In Seeing is Believing, it is not the narrator that establishes the fact. The narrator merely states that the fact was established. Carr would have been unfair if, for instance, any of the evidence the narrator explicitly states as reliable in paragraphs 3-5 of Chapter I of The Hollow Man would in the end turn out to be false.

I agree this is a borderline case. But I believe it is pure, legitimate misdirection. A puzzle plot mystery is a battle of wits between author and reader in which the reader must be prepared for misdirection from the narrator; a novel is made of words, and words, being subject to multiple (and wrong) interpretations, are therefore a legitimate means of misdirection.

This doesn’t mean I hold Carr as a fair-play saint. In The Man Who Could Not Shudder, one of the characters tells a lie that is so unmotivated the reader has no chance of perceiving it as a lie. In And So To Murder, H.M. explicitly clears the killer – this could have been fair-play if the reader had any element to detect that H.M could be lying, which is not the case. There are also other minor instances. But I stick to Seeing is Believing.

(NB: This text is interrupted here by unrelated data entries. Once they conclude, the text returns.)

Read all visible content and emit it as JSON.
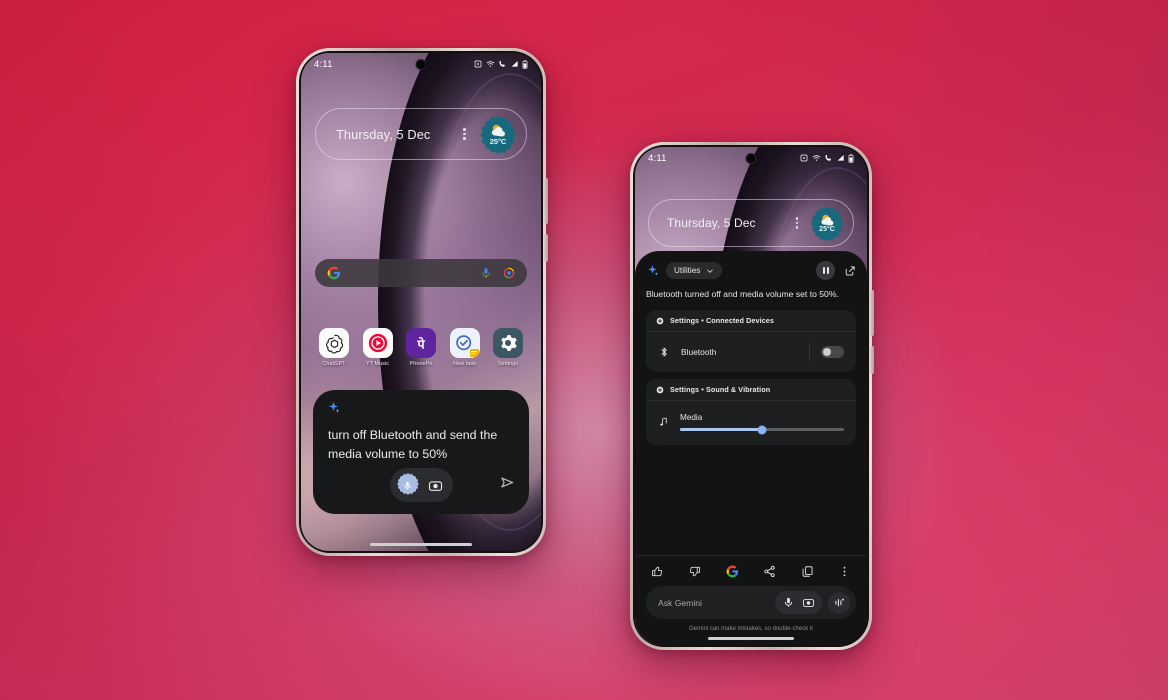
{
  "background": {
    "accent_start": "#dc2444",
    "accent_end": "#e04a72",
    "glow": "#c4567f"
  },
  "phone_left": {
    "status": {
      "time": "4:11",
      "icons": [
        "alarm-icon",
        "wifi-icon",
        "call-icon",
        "signal-icon",
        "battery-icon"
      ]
    },
    "widget": {
      "date": "Thursday, 5 Dec",
      "temperature": "25°C",
      "weather_icon": "sun-cloud-icon",
      "overflow_icon": "more-vert-icon"
    },
    "search": {
      "placeholder": "",
      "leading_icon": "google-g-icon",
      "mic_icon": "mic-icon",
      "lens_icon": "lens-icon"
    },
    "apps": [
      {
        "label": "ChatGPT",
        "icon": "chatgpt-icon"
      },
      {
        "label": "YT Music",
        "icon": "yt-music-icon"
      },
      {
        "label": "PhonePe",
        "icon": "phonepe-icon"
      },
      {
        "label": "New task",
        "icon": "new-task-icon"
      },
      {
        "label": "Settings",
        "icon": "settings-gear-icon"
      }
    ],
    "prompt_card": {
      "spark_icon": "gemini-spark-icon",
      "text": "turn off Bluetooth and send the media volume to 50%",
      "mic_icon": "mic-icon",
      "camera_icon": "camera-icon",
      "send_icon": "send-icon"
    }
  },
  "phone_right": {
    "status": {
      "time": "4:11",
      "icons": [
        "alarm-icon",
        "wifi-icon",
        "call-icon",
        "signal-icon",
        "battery-icon"
      ]
    },
    "widget": {
      "date": "Thursday, 5 Dec",
      "temperature": "25°C",
      "weather_icon": "sun-cloud-icon",
      "overflow_icon": "more-vert-icon"
    },
    "gemini": {
      "spark_icon": "gemini-spark-icon",
      "chip_label": "Utilities",
      "chip_caret_icon": "chevron-down-icon",
      "pause_icon": "pause-icon",
      "expand_icon": "open-in-new-icon",
      "answer": "Bluetooth turned off and media volume set to 50%.",
      "cards": [
        {
          "header": "Settings • Connected Devices",
          "header_icon": "settings-dot-icon",
          "row_icon": "bluetooth-icon",
          "row_label": "Bluetooth",
          "control": "toggle",
          "toggle_on": false
        },
        {
          "header": "Settings • Sound & Vibration",
          "header_icon": "settings-dot-icon",
          "row_icon": "music-note-icon",
          "row_label": "Media",
          "control": "slider",
          "slider_value": 50
        }
      ],
      "toolbar": [
        {
          "name": "thumb-up-icon"
        },
        {
          "name": "thumb-down-icon"
        },
        {
          "name": "google-g-icon"
        },
        {
          "name": "share-icon"
        },
        {
          "name": "copy-icon"
        },
        {
          "name": "more-vert-icon"
        }
      ],
      "input": {
        "placeholder": "Ask Gemini",
        "mic_icon": "mic-icon",
        "camera_icon": "camera-icon",
        "waveform_icon": "waveform-icon"
      },
      "disclaimer": "Gemini can make mistakes, so double-check it"
    }
  }
}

Scott writes: «However, though Carr admitted to approving of and admiring brilliant violations of his Golden Maxim, THE MURDER OF ROGER ACKROYD in fact *never did* violate his maxim that: “The criminal shall never turn out to be […] any character whose thoughts we have been allowed to share.”

I admit I’m confused by this. By definition, the reader is always allowed to share the thougths of a homodiegetic narrator (that is, one who is a character in the story), as the narration necessarily pressuposes the subjective perceptions (= thoughts) of the narrator. Therefore, Carr’s maxim directly invalidates the homodiegetic narrator as criminal. But it does more: it also invalidates the solution in which the culprit turns out to be a character whose thoughts have been revealed by an omniscient narrator, or by a heterodiegetic internal character focaliser (that is, a character that works as focus of perception, a device frequently used by Carr). For instance, in Brand’s Heads you Lose, which I’ve recently read, the reader is allowed to share the thoughts (and dreams) of the killer about his crimes without mentioning the fact that it wasactually he whodunnit. by Carr’s rule (and also by my standard), this is totally unfair. In the end, Brand explains that the criminal was insane and, when thinking about the crimes, he wasnt’t aware he had comitted them – this would provide an explanation for the fact that the omniscient narrator “forgot” to mention that slight detail. But it still is unfair because the reader is not supplied with evidence to point that the murderer might be mad (and, to make things worse, the supposed mental illness provided by Brand is total rubbish). In Carr’s The Emperor Snuff Box, a trick of similar scope is also played, but fairly and brilliantly: we see the facts trough the eyes of Eve Neill (the internal focalizer) and are therefore lead to believe her perception of them, which ends up being false (as a matter of fact this is so fair that I’ve spotted it).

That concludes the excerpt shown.